Они сидели друг напротив друга. Кофе остывал. Нахим смотрел на руки Беренга – никогда не знавшие труда руки. Труд был не для них, он был им противопоказан и окажись сейчас обладатель этих пухловатых пальцев-сосисок где-нибудь на заводе перед станком, сдавалось Нахиму, что не все они остались бы на местах. «Но ведь такие, не видевшие труда руки и владеют руками тех людей, для которых труд – есть норма деятельности» – думал Нахим – «И так было всегда. И так будет всегда. И эти руки, чтобы оставаться такими же белоснежными, чистыми, с ровно подстриженными ногтями будут продолжать искать другие руки, которые со временем покроются мозолями, ранами, грязью».

– Ты женился? – Теперь уже Нахим сказал, чтобы что-то сказать.

– Да, мой дорогой, всё меняется. Вот и я изменился и решил стать примерным семьянином.

«И жить торопится. И чувствовать спешит». И снова Нахим ощутил привкус сигареты.

– Всё для семьи. – Неестественная улыбка появилась на лице Нахима.

– Стараюсь. – Растерянно ответил Беренг.

Он почувствовал себя неуютно в собственной квартире, на собственной кухне, сидя на собственном стуле и держа собственную чашку с кофе. На мгновение все эти предметы вокруг, сами стены, стали чужими. Глаза Нахима смотрели с укором, скрываемые за иронией слов. «Как легко он это делает» – думал Беренг, ерзая на стуле, как абитуриент перед экзаменационной комиссией, и так нелепо было сидеть с чашкой кофе и в пижамном одеянии перед экзаменаторами. Было неловко, но лишь на мгновение. Ведь он уже давно изменился и стал примерным семьянином.

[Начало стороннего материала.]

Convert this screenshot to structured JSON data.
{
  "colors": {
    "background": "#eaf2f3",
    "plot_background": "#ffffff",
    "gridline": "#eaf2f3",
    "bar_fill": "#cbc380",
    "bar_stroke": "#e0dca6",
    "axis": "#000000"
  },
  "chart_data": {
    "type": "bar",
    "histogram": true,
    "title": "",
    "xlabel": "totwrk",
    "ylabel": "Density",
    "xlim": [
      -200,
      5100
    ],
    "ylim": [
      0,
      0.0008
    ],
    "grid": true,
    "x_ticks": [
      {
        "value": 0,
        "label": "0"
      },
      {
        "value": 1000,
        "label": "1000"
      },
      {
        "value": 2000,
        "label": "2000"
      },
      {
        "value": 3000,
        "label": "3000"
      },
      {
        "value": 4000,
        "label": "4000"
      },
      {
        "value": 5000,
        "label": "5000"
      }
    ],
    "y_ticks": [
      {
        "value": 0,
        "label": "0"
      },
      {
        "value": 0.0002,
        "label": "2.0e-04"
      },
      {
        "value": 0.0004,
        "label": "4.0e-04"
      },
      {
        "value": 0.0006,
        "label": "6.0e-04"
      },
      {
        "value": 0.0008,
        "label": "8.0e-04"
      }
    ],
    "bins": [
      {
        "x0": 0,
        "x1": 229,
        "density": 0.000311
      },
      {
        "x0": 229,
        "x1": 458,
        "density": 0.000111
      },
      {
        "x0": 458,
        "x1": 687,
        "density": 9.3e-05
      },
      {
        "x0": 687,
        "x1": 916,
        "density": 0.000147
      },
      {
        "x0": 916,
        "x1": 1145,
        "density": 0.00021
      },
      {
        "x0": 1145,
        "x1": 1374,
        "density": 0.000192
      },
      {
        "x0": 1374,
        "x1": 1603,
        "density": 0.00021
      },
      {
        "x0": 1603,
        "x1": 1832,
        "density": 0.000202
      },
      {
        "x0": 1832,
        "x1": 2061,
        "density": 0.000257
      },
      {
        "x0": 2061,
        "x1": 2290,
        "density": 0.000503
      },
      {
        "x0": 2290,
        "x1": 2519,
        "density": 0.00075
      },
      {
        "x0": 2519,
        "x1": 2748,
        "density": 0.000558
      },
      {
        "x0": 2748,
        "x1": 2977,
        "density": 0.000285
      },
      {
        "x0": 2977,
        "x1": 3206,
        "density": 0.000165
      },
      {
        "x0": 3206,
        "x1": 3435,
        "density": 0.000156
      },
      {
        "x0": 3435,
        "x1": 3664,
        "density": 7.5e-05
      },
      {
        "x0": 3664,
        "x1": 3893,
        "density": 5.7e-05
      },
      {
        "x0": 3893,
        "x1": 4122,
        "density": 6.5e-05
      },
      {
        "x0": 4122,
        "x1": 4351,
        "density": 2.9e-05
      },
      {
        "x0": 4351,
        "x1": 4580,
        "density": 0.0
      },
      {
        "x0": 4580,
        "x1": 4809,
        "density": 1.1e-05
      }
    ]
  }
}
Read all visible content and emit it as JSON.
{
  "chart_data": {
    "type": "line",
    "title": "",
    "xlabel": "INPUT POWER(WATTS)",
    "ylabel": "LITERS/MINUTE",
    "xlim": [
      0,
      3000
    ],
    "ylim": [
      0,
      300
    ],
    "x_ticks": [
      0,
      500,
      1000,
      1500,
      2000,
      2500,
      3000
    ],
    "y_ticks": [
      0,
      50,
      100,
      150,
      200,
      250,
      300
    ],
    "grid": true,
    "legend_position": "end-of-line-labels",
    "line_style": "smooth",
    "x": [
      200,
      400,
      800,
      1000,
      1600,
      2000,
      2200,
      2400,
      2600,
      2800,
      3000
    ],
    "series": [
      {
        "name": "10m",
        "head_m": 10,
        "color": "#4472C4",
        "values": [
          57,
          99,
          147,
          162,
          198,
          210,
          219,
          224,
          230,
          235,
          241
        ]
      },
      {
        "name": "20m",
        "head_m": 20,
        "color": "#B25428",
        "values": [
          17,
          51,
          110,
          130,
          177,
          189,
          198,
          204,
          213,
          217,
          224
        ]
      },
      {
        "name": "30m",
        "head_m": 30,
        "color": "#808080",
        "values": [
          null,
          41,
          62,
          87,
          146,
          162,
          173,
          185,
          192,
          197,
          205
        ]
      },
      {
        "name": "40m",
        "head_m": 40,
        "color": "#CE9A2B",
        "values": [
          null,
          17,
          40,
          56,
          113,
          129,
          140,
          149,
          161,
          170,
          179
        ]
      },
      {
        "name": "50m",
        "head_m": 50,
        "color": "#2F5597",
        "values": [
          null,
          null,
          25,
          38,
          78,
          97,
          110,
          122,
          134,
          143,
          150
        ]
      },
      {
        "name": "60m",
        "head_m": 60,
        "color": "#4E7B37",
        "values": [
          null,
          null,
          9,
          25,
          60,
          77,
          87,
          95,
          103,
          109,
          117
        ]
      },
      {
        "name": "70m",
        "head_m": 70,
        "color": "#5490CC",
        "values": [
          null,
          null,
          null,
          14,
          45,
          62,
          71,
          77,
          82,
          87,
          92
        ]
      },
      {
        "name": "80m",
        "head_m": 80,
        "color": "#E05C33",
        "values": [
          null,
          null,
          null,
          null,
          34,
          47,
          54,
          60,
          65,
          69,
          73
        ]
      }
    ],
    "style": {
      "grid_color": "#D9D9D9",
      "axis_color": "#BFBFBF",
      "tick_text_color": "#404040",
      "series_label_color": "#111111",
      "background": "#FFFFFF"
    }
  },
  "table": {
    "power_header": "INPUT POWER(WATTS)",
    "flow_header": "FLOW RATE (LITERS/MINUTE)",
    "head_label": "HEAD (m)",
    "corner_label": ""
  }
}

– А где все? – Нахим окинул взглядом кухню, будто этим помещением ограничивалось жилье Беренга.

– Уехали. Сейчас же каникулы. – Он замер, будто вспоминал что-то – Жена увезла их на море.

– А ты?

– А я работаю.

– И сейчас?

– Боюсь, что да. Я ведь хочу рассказать тебе о проекте, который изменит нашу жизнь. Круто её изменит.

– Тогда расскажи мне об этом проекте. – Он вновь шёл по пути покорности.

Нахим окинул комнату взглядом ещё раз. Рассеянность застряла в его глазах. Он видел в центре потолка прекрасную люстру с вензелями из тонкого металла, дубовый фасад кухонных ящиков, массивную столешницу из мрамора, плитку на полу, словно перенесенную из дворца Меньшикова. И в то же время он не видел всего этого. Перед глазами стоял балдахин занавеса, холодная стена прижималась к спине, руки, эти не знавшие работы руки, которые были везде одновременно, темнота, страх перед опасностью быть обнаруженными, сдавленный крик, вовремя пресеченный, тишина и молчание, избегание смотреть в глаза, потолок в сумраке, сигарета, сон.

– Ты слушаешь? – вернул его обратно голос Беренга.